I was all set to build a career soon after I graduated.
Four months back, I wanted to get into a company because I thought I would be comfortable there and it suited my interests at that time. Thanks to the recession, I took up another job not getting a call from this one. I was scared, I didn't think I'd get adjusted to the new environment and the new people there. I stepped out of my comfort zone, and soon started enjoying the new environment and the people. It made me more confident and happier. There was so much freedom there that I started exploring my other interests. Just when I got attached to the people and the environment there, I got a call from this company I wanted to get into four months back.

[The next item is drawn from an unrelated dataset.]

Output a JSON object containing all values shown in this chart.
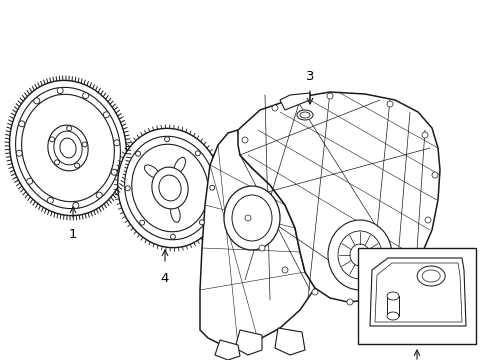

And since I had waited for so long, I took up the offer.
I didn't realise that it meant getting back to my old self, to the old environment again. I liked my new self better. Adjusting to the old environment scares me, it makes me feel I'll get back to being my old self again, the one I am not very fond of. So each time I try to talk to a person, I back out, I hold myself back subconsciously. I feel claustrophobic sitting on my desk all day and trying hard to focus. I haven't found a single person who would come out just for a walk with me, or have a cup of tea. I am rethinking my decision time and again. People tell me I should learn to live with the consequences of my decisions, and learn to live with different kinds of people and different environments. I don't think I am flexible enough, since I am having a hard time doing that. I don't know if I am working here because I want to, or because I am good at the work. It's not giving me enough time for myself, to do the things I love doing. I am so confused! I wish I wasn't like this all the time. I want to be sure of myself.
One thing that I have learnt out of this- "Always obey your parents, they know what's best for you." I wish I had listened to them all this time... Things wouldn't have been so difficult then.